Business-to-business e-commerce stocks have contributed more than their fair share to the Nasdaq composite's recent skid. More bad news came Friday when Prudential Securities downgraded three leaders in what was once the hottest sector around.
Before delving into the carnage of the past three weeks, it's important to put the rise and fall of B2B stocks such as Commerce One and Ariba in perspective.
Ariba (Nasdaq: ARBA), for instance, was trading at 30 1/2 in June and found itself struggling to garner any attention while the rest of the investing world was immersed in the .com craze of last summer.
Fast-forward nine months to find its stock hitting an all-time high of 366 11/16 earlier this month with a 2-for-1 stock split in between.
The story's pretty much the same for Commerce One (Nasdaq: CMRC) and i2 Technologies (Nasdaq: ITWO), two of the fastest-growing B2B players on Wall Street.
For the past three or four months, B2B was the buzzword on the Street.
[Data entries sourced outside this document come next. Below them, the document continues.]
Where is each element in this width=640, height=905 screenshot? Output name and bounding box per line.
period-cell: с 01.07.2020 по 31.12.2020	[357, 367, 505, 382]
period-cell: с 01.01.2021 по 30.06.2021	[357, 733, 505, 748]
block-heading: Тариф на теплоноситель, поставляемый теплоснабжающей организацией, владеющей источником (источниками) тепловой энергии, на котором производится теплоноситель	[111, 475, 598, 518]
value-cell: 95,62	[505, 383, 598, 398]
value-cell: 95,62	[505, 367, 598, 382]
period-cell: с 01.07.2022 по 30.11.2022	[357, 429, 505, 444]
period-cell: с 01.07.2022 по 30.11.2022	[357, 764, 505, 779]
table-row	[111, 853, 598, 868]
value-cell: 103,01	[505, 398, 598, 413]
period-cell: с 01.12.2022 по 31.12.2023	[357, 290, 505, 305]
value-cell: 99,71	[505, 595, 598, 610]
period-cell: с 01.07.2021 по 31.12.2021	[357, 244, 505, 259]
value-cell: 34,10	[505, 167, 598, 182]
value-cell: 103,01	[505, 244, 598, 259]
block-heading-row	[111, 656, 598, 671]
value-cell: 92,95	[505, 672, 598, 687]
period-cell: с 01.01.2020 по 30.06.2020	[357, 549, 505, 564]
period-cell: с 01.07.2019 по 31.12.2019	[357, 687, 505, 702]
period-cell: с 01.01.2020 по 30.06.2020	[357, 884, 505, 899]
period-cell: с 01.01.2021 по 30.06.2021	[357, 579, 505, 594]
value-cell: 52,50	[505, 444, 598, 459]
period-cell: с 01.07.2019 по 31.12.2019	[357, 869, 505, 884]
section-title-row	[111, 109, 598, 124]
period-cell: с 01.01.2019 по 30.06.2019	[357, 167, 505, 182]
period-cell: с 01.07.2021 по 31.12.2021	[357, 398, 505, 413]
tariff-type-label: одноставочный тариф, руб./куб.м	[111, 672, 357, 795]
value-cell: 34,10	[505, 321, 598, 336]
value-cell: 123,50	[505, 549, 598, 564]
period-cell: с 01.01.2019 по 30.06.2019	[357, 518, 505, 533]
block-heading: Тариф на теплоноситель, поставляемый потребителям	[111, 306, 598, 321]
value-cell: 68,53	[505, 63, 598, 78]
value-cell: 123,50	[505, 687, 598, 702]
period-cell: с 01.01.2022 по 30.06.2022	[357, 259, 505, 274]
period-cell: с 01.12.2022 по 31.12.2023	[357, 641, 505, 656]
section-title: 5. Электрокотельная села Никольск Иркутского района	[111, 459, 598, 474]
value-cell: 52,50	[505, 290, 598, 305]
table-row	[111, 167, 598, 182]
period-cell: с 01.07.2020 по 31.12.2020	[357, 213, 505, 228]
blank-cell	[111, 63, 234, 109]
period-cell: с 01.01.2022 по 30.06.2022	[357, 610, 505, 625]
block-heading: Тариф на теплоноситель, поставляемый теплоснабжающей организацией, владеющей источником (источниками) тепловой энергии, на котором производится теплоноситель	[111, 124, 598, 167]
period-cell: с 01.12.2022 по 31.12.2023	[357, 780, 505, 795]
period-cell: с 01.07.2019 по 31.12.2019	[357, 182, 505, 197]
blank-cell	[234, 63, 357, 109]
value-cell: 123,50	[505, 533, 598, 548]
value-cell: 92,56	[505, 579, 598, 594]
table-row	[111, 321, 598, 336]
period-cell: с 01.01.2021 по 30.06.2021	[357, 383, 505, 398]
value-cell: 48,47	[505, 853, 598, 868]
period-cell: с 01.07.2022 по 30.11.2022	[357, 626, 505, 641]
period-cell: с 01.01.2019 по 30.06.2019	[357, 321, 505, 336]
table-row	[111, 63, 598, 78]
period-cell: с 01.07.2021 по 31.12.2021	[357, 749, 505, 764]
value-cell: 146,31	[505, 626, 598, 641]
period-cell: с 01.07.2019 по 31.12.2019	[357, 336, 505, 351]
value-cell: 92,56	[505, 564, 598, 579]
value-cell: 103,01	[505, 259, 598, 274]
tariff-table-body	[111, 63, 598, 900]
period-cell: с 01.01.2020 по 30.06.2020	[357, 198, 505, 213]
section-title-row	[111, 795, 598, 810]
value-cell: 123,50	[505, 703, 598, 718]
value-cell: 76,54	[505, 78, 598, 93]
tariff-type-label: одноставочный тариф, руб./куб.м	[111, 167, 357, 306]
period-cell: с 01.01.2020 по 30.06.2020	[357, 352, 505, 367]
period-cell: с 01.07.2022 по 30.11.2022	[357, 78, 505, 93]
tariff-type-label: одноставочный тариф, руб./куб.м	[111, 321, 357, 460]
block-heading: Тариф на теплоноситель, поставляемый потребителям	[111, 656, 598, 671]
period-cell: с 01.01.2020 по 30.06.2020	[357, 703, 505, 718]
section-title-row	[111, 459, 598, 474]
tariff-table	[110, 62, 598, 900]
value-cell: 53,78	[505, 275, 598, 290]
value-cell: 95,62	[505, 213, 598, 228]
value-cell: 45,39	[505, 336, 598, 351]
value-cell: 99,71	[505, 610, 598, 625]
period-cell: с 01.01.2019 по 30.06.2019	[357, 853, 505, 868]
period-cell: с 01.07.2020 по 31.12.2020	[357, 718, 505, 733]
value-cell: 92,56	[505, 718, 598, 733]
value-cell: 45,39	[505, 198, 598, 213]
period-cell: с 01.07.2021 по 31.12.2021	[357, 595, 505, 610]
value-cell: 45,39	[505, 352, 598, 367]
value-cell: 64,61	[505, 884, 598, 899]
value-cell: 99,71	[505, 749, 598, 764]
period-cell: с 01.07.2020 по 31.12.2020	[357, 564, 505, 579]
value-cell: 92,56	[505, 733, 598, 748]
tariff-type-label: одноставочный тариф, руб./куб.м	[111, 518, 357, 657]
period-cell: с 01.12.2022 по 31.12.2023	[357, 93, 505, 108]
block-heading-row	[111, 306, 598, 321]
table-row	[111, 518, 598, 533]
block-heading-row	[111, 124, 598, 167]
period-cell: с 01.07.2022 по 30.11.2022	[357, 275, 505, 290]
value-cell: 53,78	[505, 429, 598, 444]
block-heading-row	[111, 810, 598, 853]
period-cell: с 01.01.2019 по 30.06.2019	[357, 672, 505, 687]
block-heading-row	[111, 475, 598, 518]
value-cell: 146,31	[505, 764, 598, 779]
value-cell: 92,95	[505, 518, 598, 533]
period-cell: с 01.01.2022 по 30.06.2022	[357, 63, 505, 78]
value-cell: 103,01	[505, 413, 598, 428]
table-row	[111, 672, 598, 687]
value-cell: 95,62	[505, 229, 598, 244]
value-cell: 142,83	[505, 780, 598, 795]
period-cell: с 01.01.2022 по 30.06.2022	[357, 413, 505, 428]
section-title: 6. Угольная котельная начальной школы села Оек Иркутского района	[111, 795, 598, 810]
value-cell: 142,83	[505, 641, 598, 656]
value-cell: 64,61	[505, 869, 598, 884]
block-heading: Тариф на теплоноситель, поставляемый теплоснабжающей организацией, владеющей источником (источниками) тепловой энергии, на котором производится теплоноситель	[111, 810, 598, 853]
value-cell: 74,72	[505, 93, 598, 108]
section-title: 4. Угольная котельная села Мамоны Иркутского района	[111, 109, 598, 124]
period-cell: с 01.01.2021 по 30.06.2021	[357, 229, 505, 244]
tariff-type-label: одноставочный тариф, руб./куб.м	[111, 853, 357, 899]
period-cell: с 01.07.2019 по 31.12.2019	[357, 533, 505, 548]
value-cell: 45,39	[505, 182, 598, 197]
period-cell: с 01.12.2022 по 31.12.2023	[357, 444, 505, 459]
Everyone wanted to buy into the B2B madness, much like they did in the early phase of .com mania and the short-lived infatuation with Linux stocks.
First signs of sanity
On Friday, Prudential Securities analyst Doug Crook finally threw the brakes on the B2B train when he downgraded Commerce One, Ariba and i2 while slashing the 12-month price targets on two of the three.
Crook cut all three stocks to an "accumulate" rating. He cut Commerce One's 12-month price target from $250 a share to $200 and lowered i2's from $200 to $150 a share.
In a research note, Cook said that there has been a change in "perception" that the B2B newbies will enjoy transaction fees across trade exchanges.
"Increased competition is going to spoil the ability of these companies to demand equity in the trade exchanges and revenue sharing," he said.
He also said the B2B space has hit an "inflection point," whereby there will be a multiple compression.
Those who've held shares in the stock would argue that they hit that "inflection point" about three weeks ago.
Since peaking at 366 11/16 during the first week of the month, Ariba shares have nearly been cut in half in the past three weeks. Following Friday's downgrade, Ariba shares plunged 36 3/16, or 16 percent, to 183 13/16.
Commerce One shares also peaked at 331 earlier this month but fell to 37 1/4, or 21 percent, to 136 1/16 Friday. i2 shares shed 30 1/2, or 24 percent, to 98 1/2 Friday after hitting a 52-week high of 223 1/2 earlier this month.
Despite the recent pullback in these stocks, Needham & Co. bucked the trend Friday by starting Commerce One and Ariba with a "buy" and "strong buy" recommendation, respectively.
While no one's ready to write these stocks off, investors are hoping this sector doesn't go the way of its business-to-consumer brethren or, God forbid, the direction that most e-tailing stocks have gone in the past three months.
There's plenty of money to be made in this market, as much as $1.5 trillion by 2003 according to data research firms. But a good chunk of those sales are going to be snared by the big boys such as IBM Corp. (NYSE: IBM) and Oracle Corp. (Nasdaq: ORCL).
To compete with those companies, it's quite possible that two or more of these smaller companies will have to team up to take on Big Blue or the monster of Redwood Shores.
We're already seeing that with the recent $9.3 billion merger between i2 and Aspect.
Meanwhile, expect these stocks to sputter for a while unless they're able to shatter analysts' estimates in the next few quarters.